I find myself really wanting to try his "skill challenge to avoid wandering monsters" idea this coming weekend. Now all I need is an adventure locale that lends itself to lots of weird monsters creeping around all over the place, getting up in the PCs business whenever they try to catch their breath.

Friday, August 8, 2008

Computerized Tools at the Table

Before I start this post, let me lay out my credentials for anyone who isn't aware of them. I'm the guy who wrote Virtual Dice Tray, a program that has at least a few fans in the tabletop sphere. I've even considered trying to make a career out of writing software tools for tabletop gaming.
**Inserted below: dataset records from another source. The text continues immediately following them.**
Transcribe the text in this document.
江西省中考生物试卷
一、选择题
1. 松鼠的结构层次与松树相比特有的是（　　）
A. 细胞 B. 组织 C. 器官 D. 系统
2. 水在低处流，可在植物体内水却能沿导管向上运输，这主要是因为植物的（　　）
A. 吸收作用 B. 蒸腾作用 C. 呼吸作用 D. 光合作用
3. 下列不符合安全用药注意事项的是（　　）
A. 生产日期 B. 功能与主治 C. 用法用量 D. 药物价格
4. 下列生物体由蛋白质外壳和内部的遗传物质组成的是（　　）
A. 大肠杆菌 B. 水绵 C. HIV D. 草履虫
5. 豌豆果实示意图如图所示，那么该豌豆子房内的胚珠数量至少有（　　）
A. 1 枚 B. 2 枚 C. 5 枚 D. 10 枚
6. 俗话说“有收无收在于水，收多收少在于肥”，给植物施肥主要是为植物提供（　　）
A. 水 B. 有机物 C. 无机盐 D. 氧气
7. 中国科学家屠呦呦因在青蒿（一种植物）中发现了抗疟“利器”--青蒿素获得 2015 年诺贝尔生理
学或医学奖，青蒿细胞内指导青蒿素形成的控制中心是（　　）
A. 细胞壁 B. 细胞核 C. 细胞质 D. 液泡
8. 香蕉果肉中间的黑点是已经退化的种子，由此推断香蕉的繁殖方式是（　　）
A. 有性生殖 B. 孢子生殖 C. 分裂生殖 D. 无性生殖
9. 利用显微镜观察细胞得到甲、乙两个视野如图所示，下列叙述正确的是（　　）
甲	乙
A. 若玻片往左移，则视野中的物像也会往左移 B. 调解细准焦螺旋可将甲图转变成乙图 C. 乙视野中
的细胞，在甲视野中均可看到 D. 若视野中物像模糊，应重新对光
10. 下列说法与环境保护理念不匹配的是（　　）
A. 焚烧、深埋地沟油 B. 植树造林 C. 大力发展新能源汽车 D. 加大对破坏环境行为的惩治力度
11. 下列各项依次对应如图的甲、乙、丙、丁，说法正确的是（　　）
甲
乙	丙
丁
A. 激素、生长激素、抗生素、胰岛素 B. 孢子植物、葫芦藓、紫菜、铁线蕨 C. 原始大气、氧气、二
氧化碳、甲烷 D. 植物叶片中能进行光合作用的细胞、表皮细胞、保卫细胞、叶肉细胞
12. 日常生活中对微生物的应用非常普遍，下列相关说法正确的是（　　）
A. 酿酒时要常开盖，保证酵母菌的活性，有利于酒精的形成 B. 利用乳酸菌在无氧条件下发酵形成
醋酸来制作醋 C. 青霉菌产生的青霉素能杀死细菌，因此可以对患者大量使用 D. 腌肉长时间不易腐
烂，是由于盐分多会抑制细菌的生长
So it might surprise you, dear reader (as it surprises me), that the 4e games I've been running have been done with almost no computerized assistance. I keep my laptop at the table, but it has only two simple tasks, neither of which is critical to the game:
  1. Drive a small monitor that faces the group where I can display scene-setting images
  2. Run an old version of iTunes and play a mix of movie scores and other background music
What caused this change? How did I wind up not even using a program, hailed by one user with "I don't know how I'll ever DM without Virtual Dice Tray", that I wrote myself?
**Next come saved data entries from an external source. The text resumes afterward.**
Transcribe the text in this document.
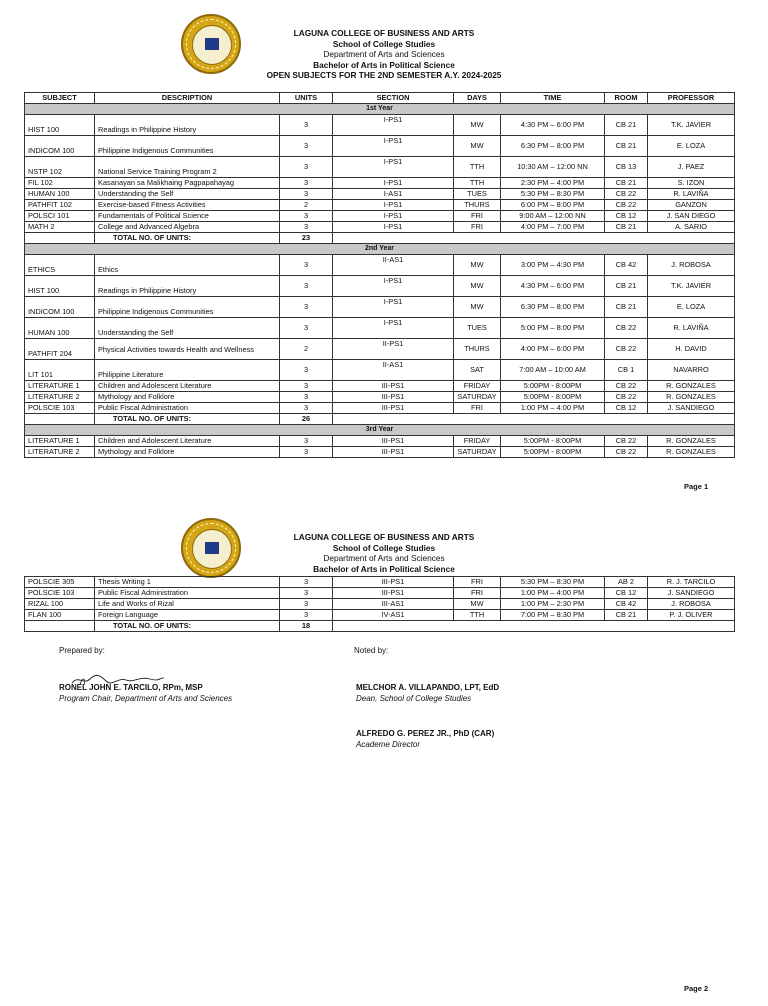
LAGUNA COLLEGE OF BUSINESS AND ARTS
School of College Studies
Department of Arts and Sciences
Bachelor of Arts in Political Science
OPEN SUBJECTS FOR THE 2ND SEMESTER A.Y. 2024-2025
SUBJECT	DESCRIPTION	UNITS	SECTION	DAYS	TIME	ROOM	PROFESSOR
1st Year							
HIST 100	Readings in Philippine History	3	I-PS1	MW	4:30 PM – 6:00 PM	CB 21	T.K. JAVIER
INDICOM 100	Philippine Indigenous Communities	3	I-PS1	MW	6:30 PM – 8:00 PM	CB 21	E. LOZA
NSTP 102	National Service Training Program 2	3	I-PS1	TTH	10:30 AM – 12:00 NN	CB 13	J. PAEZ
FIL 102	Kasanayan sa Malikhaing Pagpapahayag	3	I-PS1	TTH	2:30 PM – 4:00 PM	CB 21	S. IZON
HUMAN 100	Understanding the Self	3	I-AS1	TUES	5:30 PM – 8:30 PM	CB 22	R. LAVIÑA
PATHFIT 102	Exercise-based Fitness Activities	2	I-PS1	THURS	6:00 PM – 8:00 PM	CB 22	GANZON
POLSCI 101	Fundamentals of Political Science	3	I-PS1	FRI	9:00 AM – 12:00 NN	CB 12	J. SAN DIEGO
MATH 2	College and Advanced Algebra	3	I-PS1	FRI	4:00 PM – 7:00 PM	CB 21	A. SARIO
	TOTAL NO. OF UNITS:	23					
2nd Year							
ETHICS	Ethics	3	II-AS1	MW	3:00 PM – 4:30 PM	CB 42	J. ROBOSA
HIST 100	Readings in Philippine History	3	I-PS1	MW	4:30 PM – 6:00 PM	CB 21	T.K. JAVIER
INDICOM 100	Philippine Indigenous Communities	3	I-PS1	MW	6:30 PM – 8:00 PM	CB 21	E. LOZA
HUMAN 100	Understanding the Self	3	I-PS1	TUES	5:00 PM – 8:00 PM	CB 22	R. LAVIÑA
PATHFIT 204	Physical Activities towards Health and Wellness	2	II-PS1	THURS	4:00 PM – 6:00 PM	CB 22	H. DAVID
LIT 101	Philippine Literature	3	II-AS1	SAT	7:00 AM – 10:00 AM	CB 1	NAVARRO
LITERATURE 1	Children and Adolescent Literature	3	III-PS1	FRIDAY	5:00PM - 8:00PM	CB 22	R. GONZALES
LITERATURE 2	Mythology and Folklore	3	III-PS1	SATURDAY	5:00PM - 8:00PM	CB 22	R. GONZALES
POLSCIE 103	Public Fiscal Administration	3	III-PS1	FRI	1:00 PM – 4:00 PM	CB 12	J. SANDIEGO
	TOTAL NO. OF UNITS:	26					
3rd Year							
LITERATURE 1	Children and Adolescent Literature	3	III-PS1	FRIDAY	5:00PM - 8:00PM	CB 22	R. GONZALES
LITERATURE 2	Mythology and Folklore	3	III-PS1	SATURDAY	5:00PM - 8:00PM	CB 22	R. GONZALES
Page 1
LAGUNA COLLEGE OF BUSINESS AND ARTS
School of College Studies
Department of Arts and Sciences
Bachelor of Arts in Political Science
POLSCIE 305	Thesis Writing 1	3	III-PS1	FRI	5:30 PM – 8:30 PM	AB 2	R. J. TARCILO
POLSCIE 103	Public Fiscal Administration	3	III-PS1	FRI	1:00 PM – 4:00 PM	CB 12	J. SANDIEGO
RIZAL 100	Life and Works of Rizal	3	III-AS1	MW	1:00 PM – 2:30 PM	CB 42	J. ROBOSA
FLAN 100	Foreign Language	3	IV-AS1	TTH	7:00 PM – 8:30 PM	CB 21	P. J. OLIVER
	TOTAL NO. OF UNITS:	18					
Prepared by:	Noted by:
RONEL JOHN E. TARCILO, RPm, MSP
Program Chair, Department of Arts and Sciences
MELCHOR A. VILLAPANDO, LPT, EdD
Dean, School of College Studies
ALFREDO G. PEREZ JR., PhD (CAR)
Academe Director
Page 2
I think it has to do with the campaign I played in from January to June of this year. By the third session there were 4 laptops at the table for 4 players and the DM. The DM was running DM's Familiar and had pdfs open. One player was trying to chronicle what was happening in-game as we were playing. My wife and I were running Virtual Dice Tray and I had my character sheet open in TextPad.

There were certain problems that kept cropping up for everyone. I had to keep flipping between my dice and my character sheet. My wife was using a screen smaller than the Dice Tray was designed for and kept running into problems. Our chronicler kept needing things repeated that were said during flurries of typing. During combat the DM would stare into his screen and then announce "You take 12 points of damage" because DM's Familiar had already decided whether his monster hit whoever was being attacked and rolled damage silently.

Maybe if we had kept going we could have kept the computers and found our way around some of these issues. Maybe not. All I know is that when we play now my laptop is the only computer at the table and, as noted above, it's not working nearly as hard.

And when I throw handfuls of dice down on the table in front of everyone, I don't have to worry about the players getting the weird empty feeling I used to get, wondering what was happening on the DM's laptop screen.